Published in The Sunday Telegraph, 20 August 2006 (PDF)
Although Iceland is a spectacular country it is not the first place you would expect to learn something about good lawmaking. But in the southwest of the island there is a place called Thingvellir. “Vellir” is the Icelandic word for plains, and “thing” is the word for Parliament.
It was here that Icelanders first began to gather as a national assembly in the 10th century. Once a year they met at Thingvellir. A wise man, the Lawspeaker, recited all the laws and then decided any legal disputes. New laws could be suggested by anyone, but with one proviso: the Lawspeaker had to be able to memorise them, because they were not written down.
Lawspeakers may have been walking law books but their capacity was limited, and this kept laws comprehensible and simple. A rule that could not be remembered in a year’s time could not become a law.
Fast-forward 1,000 years and consider the case of a British lawmaker. Andrew Phillips is a 67-year-old solicitor with a life-long experience in law. Since 1998 he has served in the House of Lords as Lord Phillips of Sudbury. But a few weeks ago he announced his wish to resign. While some people might be prepared to pay for the honour of sitting in the House of Lords, to Andrew Phillips this honour had become a burden.
He explained his withdrawal from the Upper House by pointing to the vast quantity and poor quality of new legislation: 13,000 pages are added to the law books each year, too much for Parliament to scrutinise properly, according to Lord Phillips.
Of course, in one sense there is no comparison between the ancient Icelandic Lawspeakers and Lord Phillips’s ordeal as a modern British lawmaker.

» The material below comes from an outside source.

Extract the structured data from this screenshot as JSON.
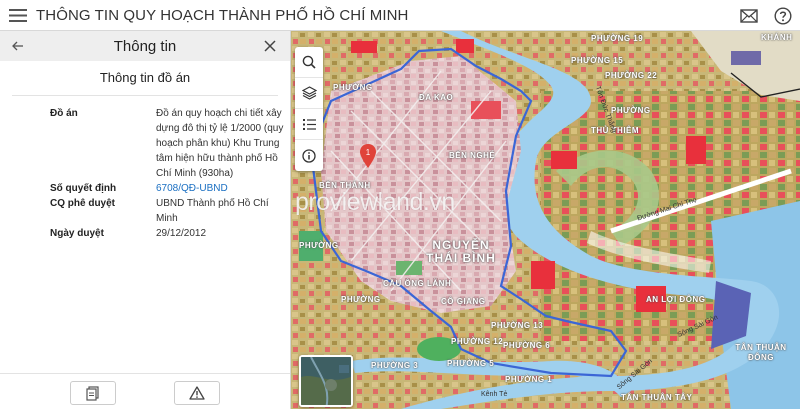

The needs of a fast-moving economy such as Britain’s are vastly different from those of medieval Iceland, which at the time was a small community of fishermen. Yet there is a lesson to learn.
While there is a need for new laws, the best laws are those for which there is a clear necessity and which are easy to understand and apply. While such laws will come at an economic cost, the benefits will outweigh it. Laws that do not fulfil these criteria are likely to be of little use at best and, at worst, extremely costly.
The Government has understood this problem in principle. It uses tools such as Regulatory Impact Assessments, and has set up a Better Regulation Commission (BRC) and a Better Regulation Executive. But how many Acts or other legislative instruments have disappeared from the statute books (or were never added to them in the first place) because of these various “better regulation” institutions? In fact, “better regulation” has become a regulation in itself. The Government’s guidelines on writing a Regulatory Impact Assessment fill 65 pages!
There is some hope, however. The Government has just opened a consultation on improved impact assessments, and the BRC seems keen to lower the administrative burden on business by copying international best practice. Yet, these can only be the first steps in the right direction. What is needed is a much more independent body, accountable only to Parliament, with the right of analysing all new and existing legislation for its simplification potential.
Much could be learnt from the Dutch here. They have established an agency, ACTAL, which must be consulted early in the process of legislation. This way, laws are kept simple and cost-effective. The times of Icelandic wise men are past, but it is good to remember their example. And if we cannot learn from them, maybe we can learn more from others instead.
Dr Hartwich is a Research Director with responsibility for economic competitiveness at Policy Exchange, a Westminster-based think tank.